Katarzyna Kozak, M.D., Ph.D., and Paweł Sobczuk, M.D., Ph.D., medical oncologists at the Department of Soft Tissue/Bone Sarcoma and Melanoma at MSCNRIO and the trial’s principal investigators, said: "It is very encouraging to see the chemotherapy-free combination with efti far exceed the ambitious target we initially set for the trial’s primary endpoint in resectable soft tissue sarcoma. These results support our belief that efti’s activation of antigen-presenting cells, and in turn a broad adaptive and innate immune response, helps transform the immunosuppressed tumour microenvironment of soft tissue sarcomas leading to strong anti-cancer efficacy. There remains a very high unmet need in this aggressive orphan cancer indication and we look forward to presenting detailed results at a medical meeting later this year."

As previously announced at the Connective Tissue Oncology Society (CTOS) Annual Meeting in November 2024, the combination therapy demonstrated significant efficacy with a median of 50% tumour hyalinization/fibrosis in a preliminary analysis of 21 patients with resectable STS available for primary endpoint assessment. The EFTISARC-NEO study, which is primarily funded with a grant from the Polish government awarded by the Polish Medical Research Agency program, subsequently completed enrolment of 40 patients in January 2025.

STS is an orphan disease with high unmet medical need and a poor prognosis for patients. The incidence of STS varies in different regions globally. In the United States, the number of new STS cases in 2025 is estimated to be ~13,520 with ~5,420 deaths, according to the American Cancer Society.3

For more information on EFTISARC-NEO, visit clinicaltrials.gov (NCT06128863).

About Eftilagimod Alfa (efti)
Efti is Immutep’s proprietary soluble LAG-3 protein and MHC Class II agonist that stimulates both innate and adaptive immunity for the treatment of cancer. As a first-in-class antigen presenting cell (APC) activator, efti binds to MHC (major histocompatibility complex) Class II molecules on APC leading to activation and proliferation of CD8+ cytotoxic T cells, CD4+ helper T cells, dendritic cells, NK cells, and monocytes. It also upregulates the expression of key biological molecules like IFN-ƴ and CXCL10 that further boost the immune system’s ability to fight cancer.

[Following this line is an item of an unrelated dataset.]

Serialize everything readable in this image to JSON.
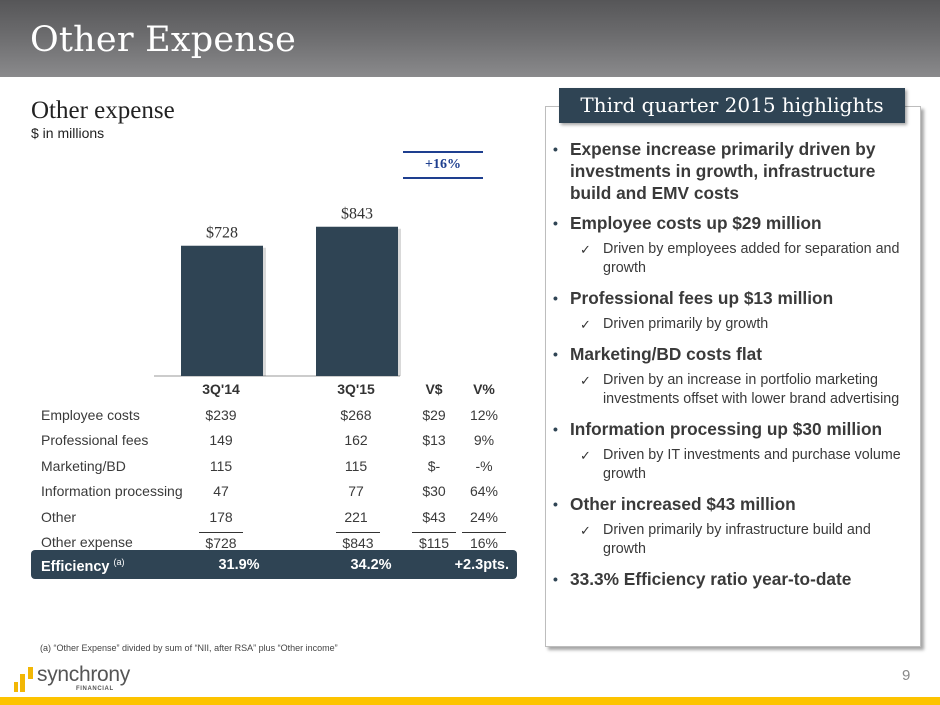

Efti is under evaluation for a variety of solid tumours including non-small cell lung cancer (NSCLC), head and neck squamous cell carcinoma (HNSCC), and metastatic breast cancer. Its favourable safety profile enables various combinations, including with anti-PD-[L]1 immunotherapy and/or chemotherapy. Efti has received Fast Track designation in first line HNSCC and in first line NSCLC from the United States Food and Drug Administration (FDA).